Eine glühende Hand schien ihren Rücken zu streicheln. Tally schrie vor Schmerz auf, ließ Angellas Hand los und fiel. Die Luft kochte. Unsichtbares Feuer verbrannte ihre Lungen, als sie zu atmen versuchte. Durch einen Schleier aus Tränen sah sie, wie die Flammenwolke tiefer in den Wald hinabstieß. Die Gestalten der beiden Hornköpfe und des Mädchens lösten sich auf, zerfielen zu Asche. Die Hitze war unbeschreiblich. Flammen züngelten aus dem Bodennetz, leckten knisternd aus Baumstämmen und Geäst und versengten Blattwerk und Blüten.

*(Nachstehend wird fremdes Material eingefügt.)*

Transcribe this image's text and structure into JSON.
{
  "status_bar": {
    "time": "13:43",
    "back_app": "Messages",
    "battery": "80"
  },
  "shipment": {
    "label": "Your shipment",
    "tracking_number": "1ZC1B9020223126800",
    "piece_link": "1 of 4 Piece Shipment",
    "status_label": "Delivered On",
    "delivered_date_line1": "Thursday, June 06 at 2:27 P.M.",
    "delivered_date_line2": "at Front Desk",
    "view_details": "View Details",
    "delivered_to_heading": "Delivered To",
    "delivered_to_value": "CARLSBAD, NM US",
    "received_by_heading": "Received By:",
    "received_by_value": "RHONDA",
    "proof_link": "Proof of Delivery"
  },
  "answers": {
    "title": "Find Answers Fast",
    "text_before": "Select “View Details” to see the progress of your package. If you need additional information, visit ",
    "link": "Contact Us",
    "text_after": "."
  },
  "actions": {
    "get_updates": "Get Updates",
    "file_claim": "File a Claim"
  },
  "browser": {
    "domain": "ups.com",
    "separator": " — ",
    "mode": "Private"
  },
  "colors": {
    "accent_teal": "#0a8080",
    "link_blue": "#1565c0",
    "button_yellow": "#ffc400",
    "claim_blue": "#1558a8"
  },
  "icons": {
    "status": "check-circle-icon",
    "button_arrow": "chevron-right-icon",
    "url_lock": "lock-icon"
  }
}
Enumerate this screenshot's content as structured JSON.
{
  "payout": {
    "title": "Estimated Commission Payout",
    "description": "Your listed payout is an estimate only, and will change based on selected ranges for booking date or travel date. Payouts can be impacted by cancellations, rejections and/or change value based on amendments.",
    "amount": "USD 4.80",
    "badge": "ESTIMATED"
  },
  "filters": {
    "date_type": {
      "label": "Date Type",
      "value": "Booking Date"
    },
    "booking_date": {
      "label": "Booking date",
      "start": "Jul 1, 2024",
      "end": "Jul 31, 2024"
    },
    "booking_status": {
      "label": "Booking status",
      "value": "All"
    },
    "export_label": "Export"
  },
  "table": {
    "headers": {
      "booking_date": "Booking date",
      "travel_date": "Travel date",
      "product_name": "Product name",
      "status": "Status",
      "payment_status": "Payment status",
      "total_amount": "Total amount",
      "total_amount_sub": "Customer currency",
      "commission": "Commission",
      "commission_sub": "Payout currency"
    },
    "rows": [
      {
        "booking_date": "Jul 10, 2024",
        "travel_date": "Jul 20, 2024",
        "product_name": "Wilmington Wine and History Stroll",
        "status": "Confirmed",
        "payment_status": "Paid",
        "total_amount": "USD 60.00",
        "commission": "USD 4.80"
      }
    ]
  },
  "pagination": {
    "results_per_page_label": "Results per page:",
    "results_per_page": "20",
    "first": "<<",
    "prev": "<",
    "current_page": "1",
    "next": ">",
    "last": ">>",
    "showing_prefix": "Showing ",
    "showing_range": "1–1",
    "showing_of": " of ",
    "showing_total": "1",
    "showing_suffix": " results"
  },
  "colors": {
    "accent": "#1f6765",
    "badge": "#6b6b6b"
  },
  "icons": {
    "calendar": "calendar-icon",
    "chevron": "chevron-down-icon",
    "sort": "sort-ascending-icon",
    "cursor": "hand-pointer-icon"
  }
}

Angella riß sie in die Höhe. Ihr Haar schwelte. Ihr Gesicht war verzerrt, und Tally sah, wie sich ihre Lippen bewegten, als sie irgend etwas schrie. Die Worte gingen im Brüllen der Flammen unter. Angella versetzte ihr einen Stoß, der sie weitertaumeln ließ, fuhr noch einmal herum und riß Karan vom Boden hoch.